Ibnu Masud mengatakan, Bacalah dan beramallah! Dalam ilmu hukum seseorang
yang melihat bahaya kemudian tidak bergerak untuk menanggulangi bahaya itu
(diam), sekadar sebagai penonton dan tidak segera bereaksi, maka ia bisa menjadi
tertuduh. Di sini korelasi yang menunjukkan makna iqra` yang menuntut adanya
gerakan (aksi).
Berbingkai Ilahiyyah
Abdul Halim Mahmud (mantan Syaikh Al Azhar) dalam bukunya Al Qur`an fi Syahri
al-Qur`an mengatakan: Kalimat iqra` bismi rabbik, al-Qur`an tidak sekadar
memerintahkan membaca, tetapi menegaskan bahwa membaca adalah simbol dari
segala yang dilakukan manusia, baik yang sifatnya aktif maupun yang pasif.
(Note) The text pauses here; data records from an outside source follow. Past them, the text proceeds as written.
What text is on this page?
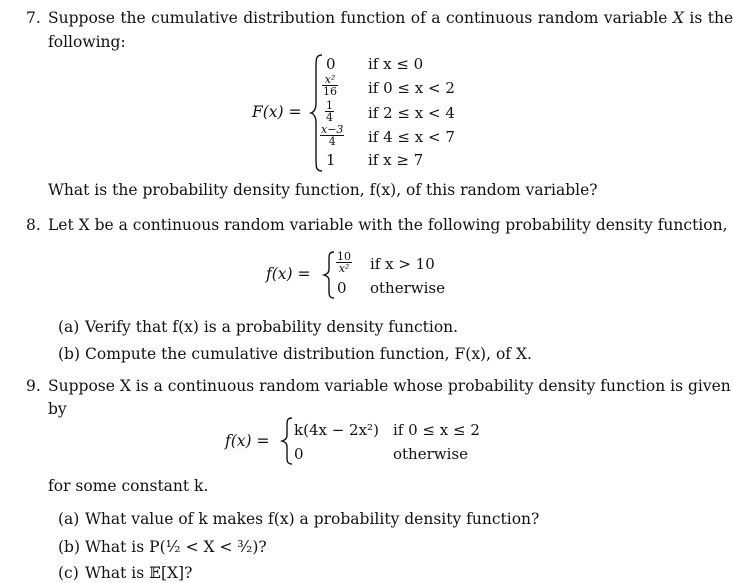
7. Suppose the cumulative distribution function of a continuous random variable X is the
following:
F(x) =
0 if x ≤ 0
$\frac{\text{x²}}{16}$ if 0 ≤ x < 2
$\frac{1}{4}$ if 2 ≤ x < 4
$\frac{x-3}{4}$ if 4 ≤ x < 7
1 if x ≥ 7
What is the probability density function, f(x), of this random variable?
8. Let X be a continuous random variable with the following probability density function,
$f(x) = \frac{10}{\text{x²}}$ if x > 10
0 otherwise
(a) Verify that f(x) is a probability density function.
(b) Compute the cumulative distribution function, F(x), of X.
9. Suppose X is a continuous random variable whose probability density function is given
by
f(x) =
k(4x − 2x²) if 0 ≤ x ≤ 2
0	otherwise
for some constant k.
(a) What value of k makes f(x) a probability density function?
(b) What is P(¹⁄₂ < X < ³⁄₂)?
(c) What is 𝔼[X]?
Kalimat

tersebut dalam pengertian dan jiwanya ingin menyatakan bacalah demi Tuhanmu,
bergeraklah demi Tuhanmu, bekerjalah demi Tuhanmu.
Demikian pula apabila Anda berhenti bergerak atau berhenti melakukan aktivitas,
hendaklah hal tersebut didasarkan pada bismi rabbik.
Ayat tersebut akhirnya berarti jadikanlah seluruh kehidupanmu (duduk, berdiri, dan
berbaring), wujudmu, dan cara dan tujuanmu, hanya demi Allah.
Pada Surat al-Alaq, Allah SWT memperkenalkan perbuatan-Nya dengan kata rabb
(mencipta, memelihara, mendidik). Ini berarti perintah membaca bersifat mendi-dik,
memelihara, mengembangkan, meningkatkan, dan memperbaiki makhluk-Nya.